Failure to address these factors will leave the two nations with a Great Lakes water management regime which will be reduced to a sieve because momentous political, social and economic forces will converge to override the regime proposed in the Draft.

Conflict and potential violence are inherent in failure.

First, severe tensions will arise between US populations and interests, state vs. state and within states affected by water shortage. No comment is needed about the propensity among many US citizens to inflict violence in situations of severe social stress, imagine the stresses related to serious water deprivation. How many ‘shootouts’ took place in the US pioneer west between cattlemen, sheepmen and farmer settlers over water access?

Anyone can fill in the blanks about what some Canadians will do if their livelihood and perhaps life needs are compromised by other Canadians or Americans taking more than their fair share of water in a future chronic water crisis.

Second, there is an ugly and foreboding Joker in this deck. That Joker is what happens in a very rapid climatic change driven by global warming?

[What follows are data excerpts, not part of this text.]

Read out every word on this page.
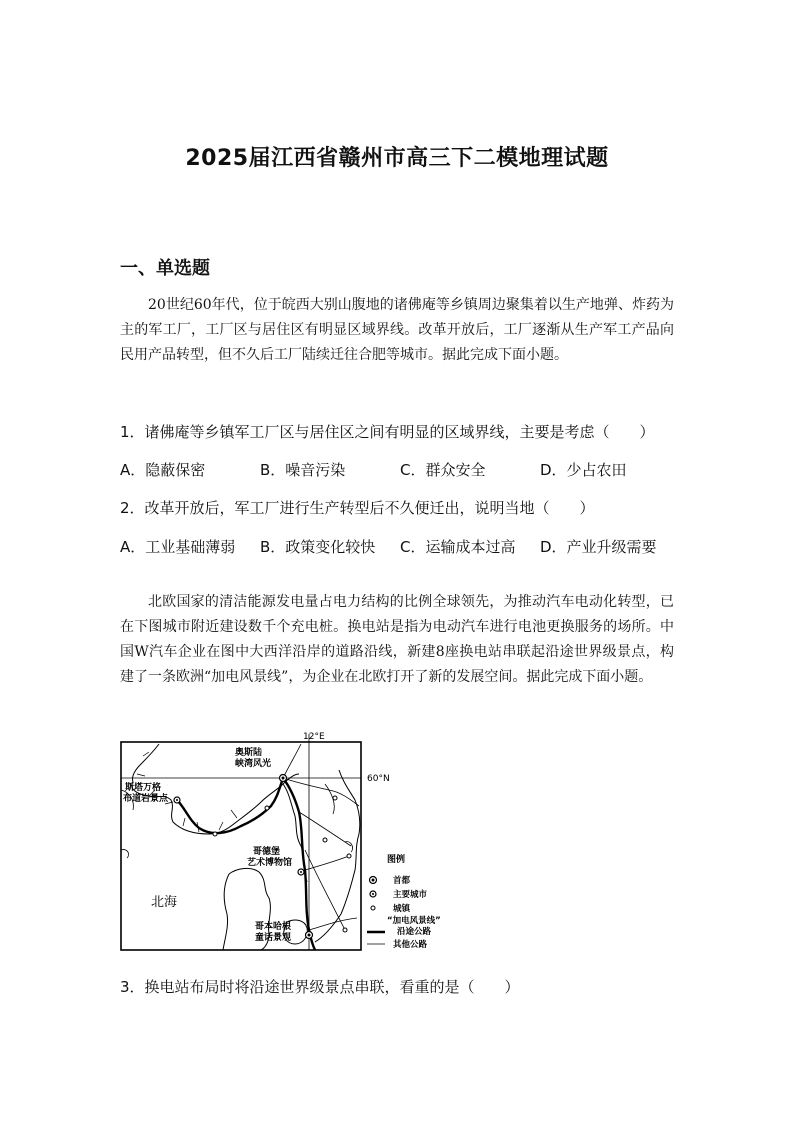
2025届江西省赣州市高三下二模地理试题
一、单选题
20世纪60年代，位于皖西大别山腹地的诸佛庵等乡镇周边聚集着以生产地弹、炸药为主的军工厂，工厂区与居住区有明显区域界线。改革开放后，工厂逐渐从生产军工产品向民用产品转型，但不久后工厂陆续迁往合肥等城市。据此完成下面小题。
1．诸佛庵等乡镇军工厂区与居住区之间有明显的区域界线，主要是考虑（　　）
A．隐蔽保密	B．噪音污染	C．群众安全	D．少占农田
2．改革开放后，军工厂进行生产转型后不久便迁出，说明当地（　　）
A．工业基础薄弱	B．政策变化较快	C．运输成本过高	D．产业升级需要
北欧国家的清洁能源发电量占电力结构的比例全球领先，为推动汽车电动化转型，已在下图城市附近建设数千个充电桩。换电站是指为电动汽车进行电池更换服务的场所。中国W汽车企业在图中大西洋沿岸的道路沿线，新建8座换电站串联起沿途世界级景点，构建了一条欧洲“加电风景线”，为企业在北欧打开了新的发展空间。据此完成下面小题。
12°E
60°N
奥斯陆
峡湾风光
斯塔万格
布道岩景点
哥德堡
艺术博物馆
哥本哈根
童话景观
北海
图例
首都
主要城市
城镇
“加电风景线”
沿途公路
其他公路
3．换电站布局时将沿途世界级景点串联，看重的是（　　）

Fortune magazine, January, 2004,x reveals policy recommendations to the Pentagon about what to do if severe food and water shortages appear due to sudden climate change. This Pentagon generated policy scenario addresses what the US military posture ought to be under these circumstances of dire need in the US. Here is what the Pentagon policy group advises: Identify "no regrets" strategies to ensure reliable access to food and water and to ensure our national security.

A “no regrets” strategy which deploys military forces to obtain water can only mean that Canada becomes a target. Mexico has not enough water to interest an army of invasion. Further Mexico is about 3000 km from north to south mostly well populated, about 100,000,000 people who would and could fight every inch of the way. Canada has a population of 31,000,000 in a thin beady line across about 5000 km, is poorly armed and even if armed to the teeth could be carved up by US military forces in two weeks. Canada has big water prizes.

There is no doubt if things come to blows which way US military forces would move.

Is this a credible scenario? Would the US deploy military force against Canada to obtain water which we resisted giving over because Canadians needed it?

I suggest the US has already deployed military forces to secure oil in Iraq and elsewhere because oil is seen as a non-negotiable need which must be controlled. If the two countries do not jointly implement the five points of action above, water will become a non-negotiable need for the US.

The future wars will be mainly over the key resources of oil and water.xi

Water need not be a war prize in North America if the two countries address the geopolitical framework of the water question and dispense with the belief that the 2004 Draft Implementing Agreement of The Great Lakes Annex, 2001 is valid in the context of this presentation.